From Gunpowder to Greggy the Scrap

This project has many tributaries and keeping up with the flow on an even basis is proving to be a difficult one.  Over the last 3 /4 weeks I seem to have been following threads through research, snippets of information, contacts and interviews with people. The amount of information available and its relevance has to be assessed, do I only collect information useful and interesting to me or what might be potentially interesting to others and what is that........??
Reflecting at this point, my starting point was Somervell's book 'Water powered mills of South Westmorland' and therefore I am making an assessment of 'then and now,' what most interests me is what is to be found on the ground - out in the landscape, as it is now, looking for clues and alongside that the information I continue to learn about what a rural but industrial landscape it was compared with the tidied attractive presentation that now prevails for it has become a part of the tourist industry. Through half closed eyes I see what is hear now and also what was formally there during that period of local production from the 18th to early 20th century and at its height Victorian values, philanthropy, Quaker businessmen and Wars for which food, gunpowder and clothing were all produced locally by water powered engineering. Traces on the ground are supported by the research and conversation with those who have a great deal more knowledge than I.

Mill buildings that still exist as working buildings - the changes within those buildings and what they produce now, in some cases it bears no connection and in others it has evolved for instance the Bela Mills still produce combs but instead of horn they are plastic now, and yet at Abbey Horn Works in Holme Mills, they relocated there some years ago from Kendal, and are still working horn in  traditional ways- I will film there in the New Year.

Stuart and I visited Greggy's this last Wednesday, formally Gatebeck Gunpowder works. Brian Gregg the quietly spoken owner gave us his time and enjoyed the reminiscence of his Grandfathers days at the Gunpowder works-tales of accidents and the vastness of the complex works. His office was also the office of the Gunpowder works and much of the yard was given over to the cooperage -wooden barrels in which the gunpowder was transported and the tramway - horsedrawn carts running on metal rails from Gatebeck to Milnthorpe Station. 

The tramway from Gatebeck to Milnthorpe Station
Man in the Moon -gunpowder wrapper
Greggy had some photos and on Friday I gleaned more information of labels and wrappers for cakes of gunpowder when I visited Norri to view some of Mike Davies Shiel's archive.
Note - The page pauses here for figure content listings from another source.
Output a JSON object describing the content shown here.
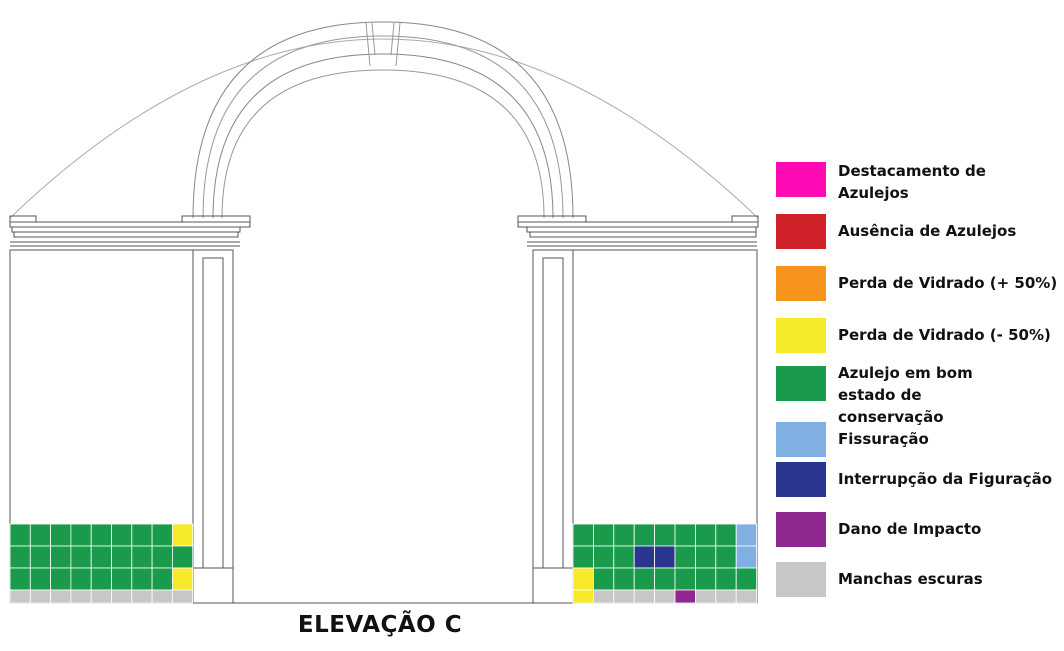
{
  "title": "ELEVAÇÃO C",
  "legend": [
    {
      "key": "destacamento",
      "label": "Destacamento de Azulejos",
      "color": "#ff0ab4"
    },
    {
      "key": "ausencia",
      "label": "Ausência de Azulejos",
      "color": "#d0202a"
    },
    {
      "key": "perda_mais",
      "label": "Perda de Vidrado (+ 50%)",
      "color": "#f7941d"
    },
    {
      "key": "perda_menos",
      "label": "Perda de Vidrado (- 50%)",
      "color": "#f5e92a"
    },
    {
      "key": "bom_estado",
      "label": "Azulejo em bom estado de conservação",
      "color": "#1a9b4b"
    },
    {
      "key": "fissuracao",
      "label": "Fissuração",
      "color": "#7fb0e1"
    },
    {
      "key": "interrupcao",
      "label": "Interrupção da Figuração",
      "color": "#2a3590"
    },
    {
      "key": "dano",
      "label": "Dano de Impacto",
      "color": "#8e278f"
    },
    {
      "key": "manchas",
      "label": "Manchas escuras",
      "color": "#c8c6c8"
    }
  ],
  "tile_panels": {
    "left": [
      [
        "bom_estado",
        "bom_estado",
        "bom_estado",
        "bom_estado",
        "bom_estado",
        "bom_estado",
        "bom_estado",
        "bom_estado",
        "perda_menos"
      ],
      [
        "bom_estado",
        "bom_estado",
        "bom_estado",
        "bom_estado",
        "bom_estado",
        "bom_estado",
        "bom_estado",
        "bom_estado",
        "bom_estado"
      ],
      [
        "bom_estado",
        "bom_estado",
        "bom_estado",
        "bom_estado",
        "bom_estado",
        "bom_estado",
        "bom_estado",
        "bom_estado",
        "perda_menos"
      ],
      [
        "manchas",
        "manchas",
        "manchas",
        "manchas",
        "manchas",
        "manchas",
        "manchas",
        "manchas",
        "manchas"
      ]
    ],
    "right": [
      [
        "bom_estado",
        "bom_estado",
        "bom_estado",
        "bom_estado",
        "bom_estado",
        "bom_estado",
        "bom_estado",
        "bom_estado",
        "fissuracao"
      ],
      [
        "bom_estado",
        "bom_estado",
        "bom_estado",
        "interrupcao",
        "interrupcao",
        "bom_estado",
        "bom_estado",
        "bom_estado",
        "fissuracao"
      ],
      [
        "perda_menos",
        "bom_estado",
        "bom_estado",
        "bom_estado",
        "bom_estado",
        "bom_estado",
        "bom_estado",
        "bom_estado",
        "bom_estado"
      ],
      [
        "perda_menos",
        "manchas",
        "manchas",
        "manchas",
        "manchas",
        "dano",
        "manchas",
        "manchas",
        "manchas"
      ]
    ]
  }
}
Ian Tyler's talk  at HCM yesterday and the discovery that he had written an extensively researched and illustrated book on the gunpowder mills supplies valuable information for which I have not got the time and as Grayson Perry commented on his exhibition after a 2 year residency at the British Museum -'don't look to deep I am an artist not a historian'.
My plan is to visit every site that Somervell named and photograph what is there now and as such I am  about half way through this task.
What struck me about about Greggy's was the order and organisation of the scrap,  alongside Peasey Beck cars in the process of being disemboweled, regimented and silent as they rest on bald rubber towers, autumn leaves falling about and hens scratting here and there. Inside what was part of the cooperage works his living archive of radiators, headlamps, batteries etc etc wait on ordered shelves for the next phase of their useful life.
Gunpowder was used for fog lamps on the railway and supplied Standard fireworks now from this same site engines and parts for European cars are exported to Poland and Hungary on a regular basis.